Why Eat Like a “Caveman”?

As the experts at Medical News Today also indicated in their review of paleo dieting, the reasons that people eat this way vary, but include:

  • Weight loss 
  • Reduced risk for diabetes
  • Decreased blood pressure
  • Better digestion
  • Improved energy and mental clarity3)

Are you guaranteed these benefits? No, but the same can be said of any diet or eating plan.

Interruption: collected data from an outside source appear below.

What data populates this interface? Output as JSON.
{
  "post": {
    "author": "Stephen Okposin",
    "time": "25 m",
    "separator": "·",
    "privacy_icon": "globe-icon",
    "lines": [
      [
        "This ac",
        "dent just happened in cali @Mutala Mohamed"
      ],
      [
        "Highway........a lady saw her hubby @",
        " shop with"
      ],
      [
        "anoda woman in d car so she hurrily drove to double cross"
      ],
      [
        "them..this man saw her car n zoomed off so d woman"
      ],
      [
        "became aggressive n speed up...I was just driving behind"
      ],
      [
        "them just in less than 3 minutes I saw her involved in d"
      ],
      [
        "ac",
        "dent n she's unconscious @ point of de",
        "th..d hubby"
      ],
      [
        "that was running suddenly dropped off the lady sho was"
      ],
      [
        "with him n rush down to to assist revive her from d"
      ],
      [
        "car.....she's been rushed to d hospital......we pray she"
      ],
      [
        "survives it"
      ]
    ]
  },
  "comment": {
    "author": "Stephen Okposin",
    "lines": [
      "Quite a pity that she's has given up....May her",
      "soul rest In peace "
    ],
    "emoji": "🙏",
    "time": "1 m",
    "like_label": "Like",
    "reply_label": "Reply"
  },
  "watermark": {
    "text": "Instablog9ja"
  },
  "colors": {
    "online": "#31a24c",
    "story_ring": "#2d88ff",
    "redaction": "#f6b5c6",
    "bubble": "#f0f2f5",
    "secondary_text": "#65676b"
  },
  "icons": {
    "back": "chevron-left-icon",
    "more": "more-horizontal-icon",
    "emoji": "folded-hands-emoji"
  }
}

In fact, Mayo Clinic compared paleo eating to Mediterranean as well as diabetes diets and found that the paleo diet’s exclusion of grains, legumes, and low-fat dairy made it better in many ways than other options.

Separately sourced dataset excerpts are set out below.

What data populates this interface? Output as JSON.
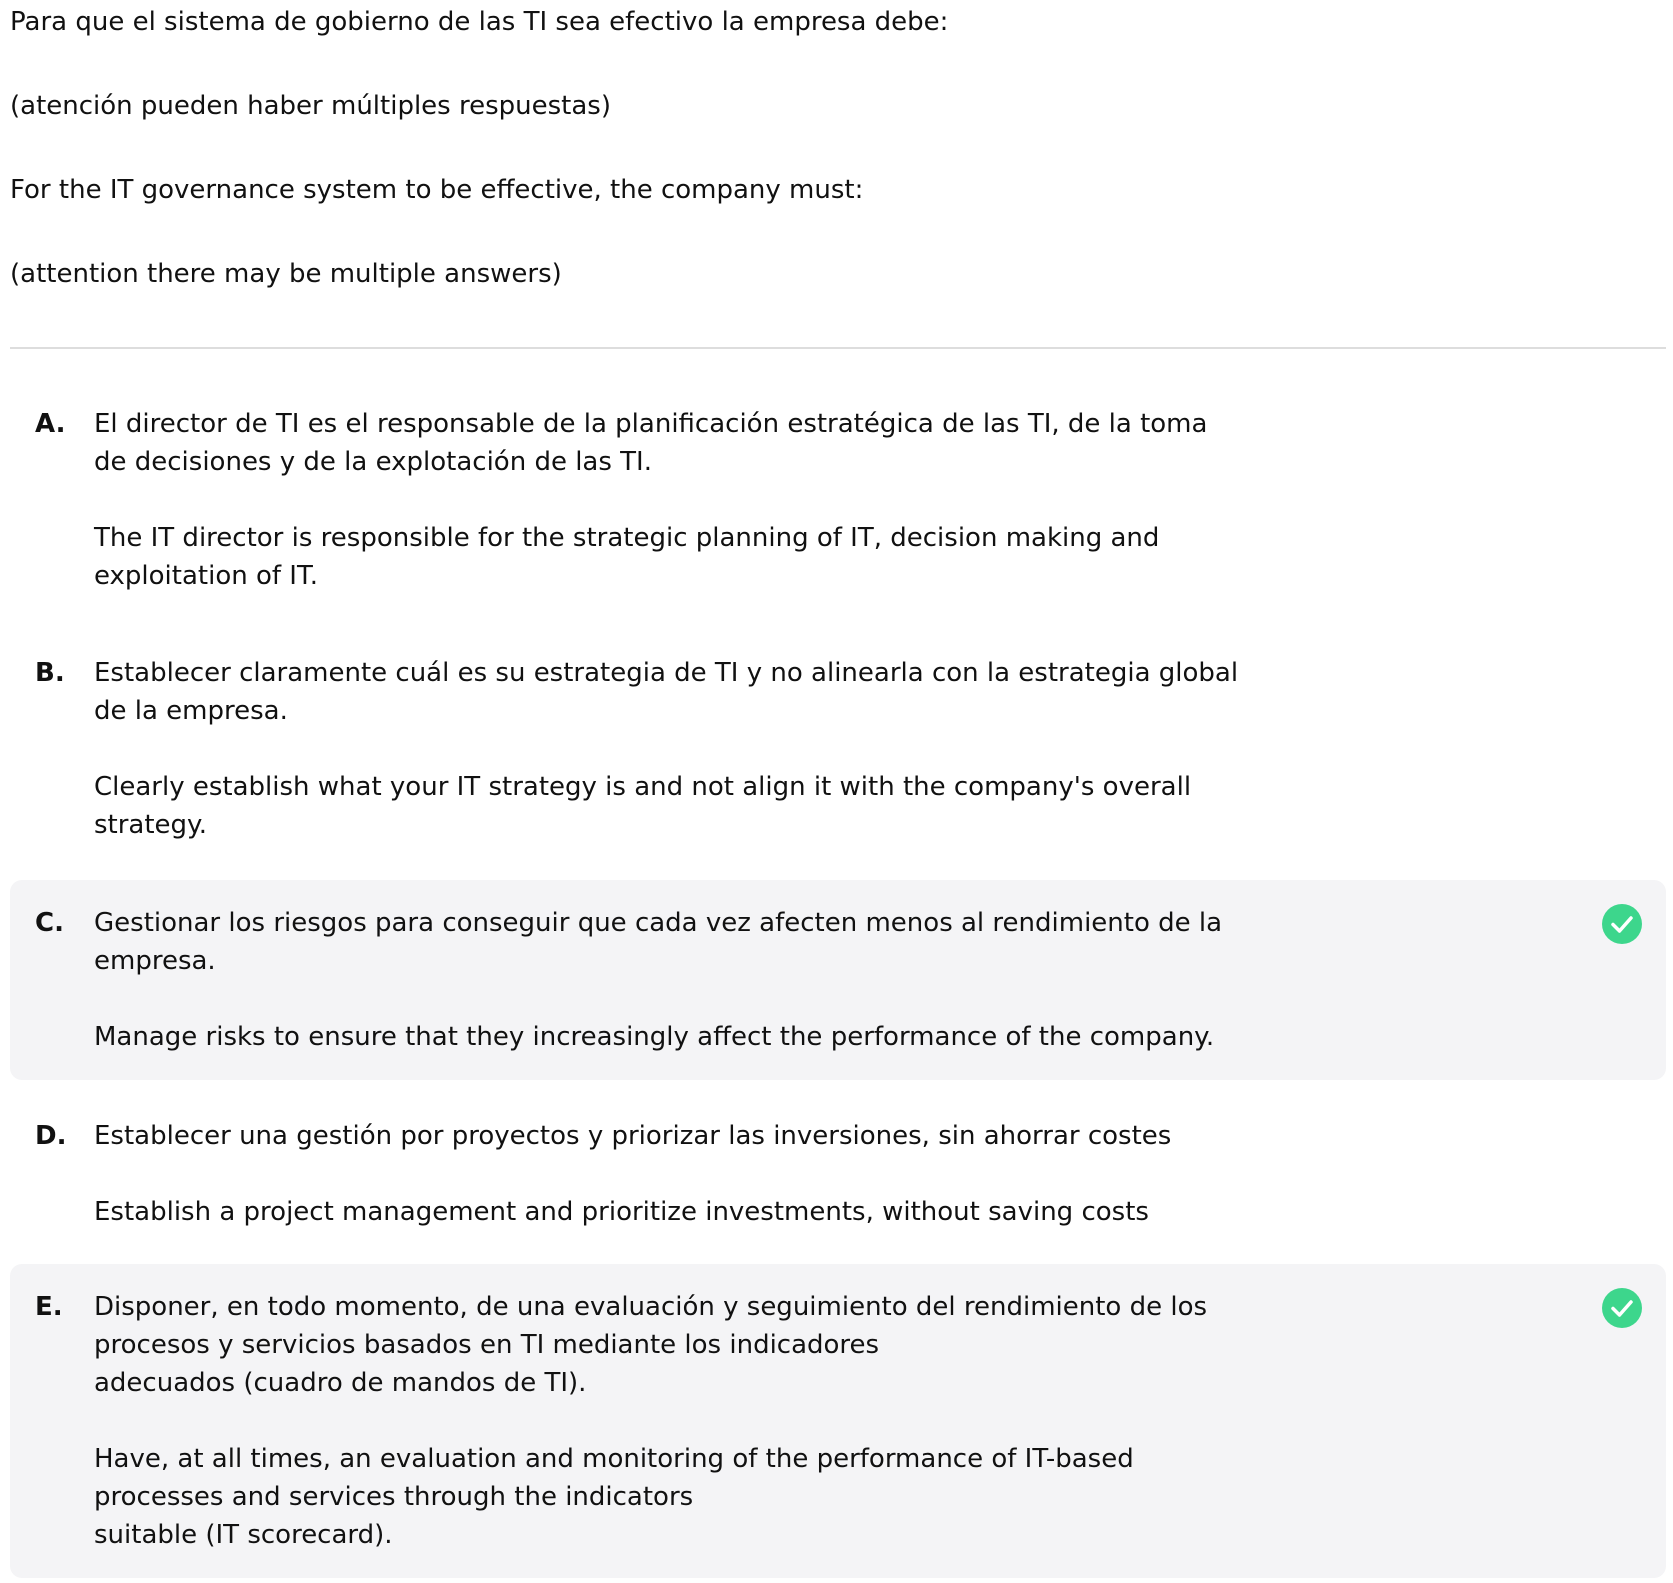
{
  "question": {
    "lines": [
      "Para que el sistema de gobierno de las TI sea efectivo la empresa debe:",
      "(atención pueden haber múltiples respuestas)",
      "For the IT governance system to be effective, the company must:",
      "(attention there may be multiple answers)"
    ]
  },
  "options": [
    {
      "letter": "A.",
      "selected": false,
      "spanish": [
        "El director de TI es el responsable de la planificación estratégica de las TI, de la toma",
        "de decisiones y de la explotación de las TI."
      ],
      "english": [
        "The IT director is responsible for the strategic planning of IT, decision making and",
        "exploitation of IT."
      ]
    },
    {
      "letter": "B.",
      "selected": false,
      "spanish": [
        "Establecer claramente cuál es su estrategia de TI y no alinearla con la estrategia global",
        "de la empresa."
      ],
      "english": [
        "Clearly establish what your IT strategy is and not align it with the company's overall",
        "strategy."
      ]
    },
    {
      "letter": "C.",
      "selected": true,
      "spanish": [
        "Gestionar los riesgos para conseguir que cada vez afecten menos al rendimiento de la",
        "empresa."
      ],
      "english": [
        "Manage risks to ensure that they increasingly affect the performance of the company."
      ]
    },
    {
      "letter": "D.",
      "selected": false,
      "spanish": [
        "Establecer una gestión por proyectos y priorizar las inversiones, sin ahorrar costes"
      ],
      "english": [
        "Establish a project management and prioritize investments, without saving costs"
      ]
    },
    {
      "letter": "E.",
      "selected": true,
      "spanish": [
        "Disponer, en todo momento, de una evaluación y seguimiento del rendimiento de los",
        "procesos y servicios basados en TI mediante los indicadores",
        "adecuados (cuadro de mandos de TI)."
      ],
      "english": [
        "Have, at all times, an evaluation and monitoring of the performance of IT-based",
        "processes and services through the indicators",
        "suitable (IT scorecard)."
      ]
    }
  ],
  "colors": {
    "text": "#111111",
    "selected_background": "#f4f4f6",
    "check_green": "#3dd68c",
    "divider": "#dddddd"
  },
  "icons": {
    "selected_marker": "check-circle-icon"
  }
}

In other words, it can be better than some of the most highly rated and approved ways of eating.

How to Eat Paleo

A bit of good news for those worried about trying to figure out yet another way of eating or a new plan to follow is that there is a right way to do the paleo approach. This is because paleolithic humans ate a staggering number of species. If modern people eat no more than 50 to 75 species during the year, the paleo human ate hundreds.

Remember, they were hunters and gatherers, and that means they ate a lot of what was available each season, and wherever in the world they might be. They ate a lot of animals and fish, but also a high number of plants and fruits. 

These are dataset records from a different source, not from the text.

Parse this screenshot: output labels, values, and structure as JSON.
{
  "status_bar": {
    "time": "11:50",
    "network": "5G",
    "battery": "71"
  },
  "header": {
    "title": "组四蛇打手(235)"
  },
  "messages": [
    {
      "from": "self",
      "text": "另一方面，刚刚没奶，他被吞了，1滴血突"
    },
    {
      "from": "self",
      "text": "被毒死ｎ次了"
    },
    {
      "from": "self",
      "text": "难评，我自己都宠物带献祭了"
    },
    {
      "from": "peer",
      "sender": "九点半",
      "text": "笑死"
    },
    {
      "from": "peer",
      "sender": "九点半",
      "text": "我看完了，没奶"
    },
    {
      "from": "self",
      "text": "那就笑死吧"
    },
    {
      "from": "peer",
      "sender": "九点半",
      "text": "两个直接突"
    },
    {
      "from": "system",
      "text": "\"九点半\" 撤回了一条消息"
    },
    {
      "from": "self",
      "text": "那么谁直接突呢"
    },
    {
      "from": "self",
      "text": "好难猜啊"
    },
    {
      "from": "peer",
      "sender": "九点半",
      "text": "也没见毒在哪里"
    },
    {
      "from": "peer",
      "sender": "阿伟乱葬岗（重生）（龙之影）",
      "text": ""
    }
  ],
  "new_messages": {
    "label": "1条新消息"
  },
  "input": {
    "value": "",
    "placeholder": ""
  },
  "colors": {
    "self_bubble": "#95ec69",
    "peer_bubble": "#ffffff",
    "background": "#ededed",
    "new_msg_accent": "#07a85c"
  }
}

Simple Paleo Shopping List

A basic food list for the modern human hoping to enjoy the benefits of paleo eating looks like this:

  • Meats: Opt for grass-fed, pasture-raised, and organic as much as possible, and feel free to choose from unprocessed beef, lamb, turkey, chicken, pork, and game animals
  • Fish and seafood: Opt for wild-caught and NOT previously frozen options, and feel free to choose from the entire spectrum, but especially salmon, trout, haddock, shrimp, shellfish and fatty fish like anchovies
  • Eggs: Free-range, pasture-fed, and omega-3 enriched are best
  • Fruits and Vegetables: Paleo eating means almost any plant foods, and going for a “rainbow” on your plate is best, and if organic and seasonal options are available, they are the most nutritious
  • Tubers: Yams, sweet potatoes, regular potatoes, turnips, and other ground vegetables are fine and a good way to get carbohydrate in the diet (This is a point of contention in the world of paleo eating because some argue that tubers would not have been a major component in a paleo diet, and while there are some studies indicating tubers were a relatively minor food group, they were, nonetheless, part of the Paleolithic era, along with worms dug up while seeking tubers!)
  • Nuts and Seeds: Any of the tree nuts such as almonds, walnuts, and macadamias are fine. Seeds of any kind are beneficial and great for protein and nutrients, as well as fiber
  • Fat: EVOO (extra virgin olive oil), avocado oil, avocados, coconut oils and fats, and other healthy options can be added in abundance to the daily diet
  • Spices: Watch salt intake and go for the whole options like sea salt or freshly ground Himalayan salt, but feel free to eat any other spices, including garlic, turmeric, cayenne and all the rest!

A Day of Paleo

And what does a day of paleo diet eating look like? Is it meat, meat and more meat? No, a good day would look like this:

  • Breakfast: Avocado, kale, banana and apple smoothie OR a slice of melon and a serving of salmon
  • Lunch: Greens with a serving of fish in an olive oil dressing OR broiled lean pork served on a pile of greens and veggies
  • Snack: A piece of fruit, serving of vegetables, or half serving of protein OR a handful of roasted nuts and seeds
  • Dinner: Roasted poultry with vegetable stuffing OR lean beef served with vegetables
  • Dessert: A serving or two of fruit

Regardless of which options are chosen, you’ll also need to drink a great deal of fresh water and be sure to incorporate at least 30 minutes or more of regular exercise.

We cannot step back in time, but we can use examples from the past to provide our bodies with the kinds of whole and basic foods needed to ensure optimal health and wellness, and if that means eating like a caveman or cavewoman, then we should all give it a try!